Everyone loves logs right?
Logs are long, complex, full of useless information, and it takes ages for you to find that one error message that you need to fix a problem. So if you’re working with over 100 servers and you’re getting over 200GB of logs a day how can you get through your logs to find the real information inside?
We wanted to find a tool which we could use to centralise our applications logs, to help minimise the time it took to find the single error in a vast ocean of log messages. At the same time it needed to be quick – I mean ‘real-time’ quick – because if you’re in the middle of a huge issue, having to sit and wait for logs to be processed in order to find the problem is not a good position to be in. The last requirement was that it needed to be able to handle A LOT of logs! I think at one point we clocked one of our applications writing out around 100 lines a second during peak times, the throughput coming from over 100 servers is immense and it needed to be able to handle that.
Then we found the ELK stack, made up of three different open source applications but used together came to form a viable solution to our sorrows. The stack is made up of ElasticSearch, Logstash and Kibana, all three with different roles in the stack but seem to work harmoniously together to be able to:
- take our logs off of the application servers
- translate them into formats that can be read by anyone
- store them in a centralised store
- display them on a friendly web UI with lots of colours and graphs
So what’s first? The first job was to create the centralised store where we would keep all the logs, index them and make them available for search, this is a job for ElasticSearch! Using a piece of technology called Apache Lucene, ElasticSearch is able to process and index our logs at an incredible speed and is able to keep up to our (nearly) real-time requirements of a maximum ~5 second delay.
Next is the transport of the logs off of the application servers into ElasticSearch, this is where Logstash comes into play. Logstash uses a simple configuration file which is used to specify a) where your logs are stored, b) how to translate yours logs (primarily with a Grok filter) and c) how and where to output the logs to, which in our case is ElasticSearch.
Lastly, how can you get your log files once they are in ElasticSearch? If you’re clever enough and have enough time on your hands you can write your own interface using the ElasticSearch API to call the logs and then parse them from their JSON format into something you prefer, or if you’re like us and don’t have time for that then you can use Kibana.
Kibana is great for talking to ElasticSearch, translating your search queries into the ElasticSearch API and then showing you the response in a very easy to read format. As well as this you can then also create funky little graphs and widgets to represent your logs, such as “errors per minute” graphs or “common reoccurring errors” to really help you see into your logs without having to spend hours trawling through lots of incomprehensible data.
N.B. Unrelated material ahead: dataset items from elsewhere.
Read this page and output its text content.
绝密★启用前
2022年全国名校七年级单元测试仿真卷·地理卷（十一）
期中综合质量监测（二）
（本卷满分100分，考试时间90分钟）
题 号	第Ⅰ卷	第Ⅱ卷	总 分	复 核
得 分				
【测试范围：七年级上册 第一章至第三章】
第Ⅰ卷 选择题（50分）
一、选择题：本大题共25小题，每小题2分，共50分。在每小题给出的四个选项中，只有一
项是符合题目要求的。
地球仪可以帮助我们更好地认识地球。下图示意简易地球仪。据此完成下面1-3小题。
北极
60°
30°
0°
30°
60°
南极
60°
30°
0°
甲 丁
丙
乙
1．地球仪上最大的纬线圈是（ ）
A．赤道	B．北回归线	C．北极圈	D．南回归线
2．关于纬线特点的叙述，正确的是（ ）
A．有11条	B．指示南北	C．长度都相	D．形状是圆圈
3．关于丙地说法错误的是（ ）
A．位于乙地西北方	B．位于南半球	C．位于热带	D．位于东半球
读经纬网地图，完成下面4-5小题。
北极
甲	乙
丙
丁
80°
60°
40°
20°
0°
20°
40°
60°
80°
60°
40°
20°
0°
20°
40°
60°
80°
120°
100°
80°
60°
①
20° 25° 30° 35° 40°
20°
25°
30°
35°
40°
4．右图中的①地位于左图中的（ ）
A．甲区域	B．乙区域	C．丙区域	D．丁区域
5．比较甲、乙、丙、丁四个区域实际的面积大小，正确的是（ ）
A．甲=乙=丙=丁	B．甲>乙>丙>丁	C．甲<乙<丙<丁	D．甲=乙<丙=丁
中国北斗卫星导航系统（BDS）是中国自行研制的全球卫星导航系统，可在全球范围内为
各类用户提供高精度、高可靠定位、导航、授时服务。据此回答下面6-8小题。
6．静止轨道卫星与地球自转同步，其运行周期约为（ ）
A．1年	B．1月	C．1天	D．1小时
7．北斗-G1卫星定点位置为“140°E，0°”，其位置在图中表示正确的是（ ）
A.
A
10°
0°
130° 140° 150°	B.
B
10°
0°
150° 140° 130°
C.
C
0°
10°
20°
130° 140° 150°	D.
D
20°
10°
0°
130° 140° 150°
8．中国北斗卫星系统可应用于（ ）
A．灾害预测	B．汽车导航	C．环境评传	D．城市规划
Once we got the ELK stack in and running we were able to see our logs in (nearly) real time which helps us to triage issues quickly and efficiently. It also had the added benefit of being able to give better visibility of our logs to developers, who previously had no access to any Production environments. The centralised location and Kibana dashboards made looking through logs a pleasure to do, and in a lot of cases a lot of people were proactively looking through the logs to see what could be fixed/improved before they caused our customers any errors.
So, what’s next…
Now the challenge is to deploy the entire ELK stack into the cloud, fully resilient, fully scalable and, most importantly, fully automated!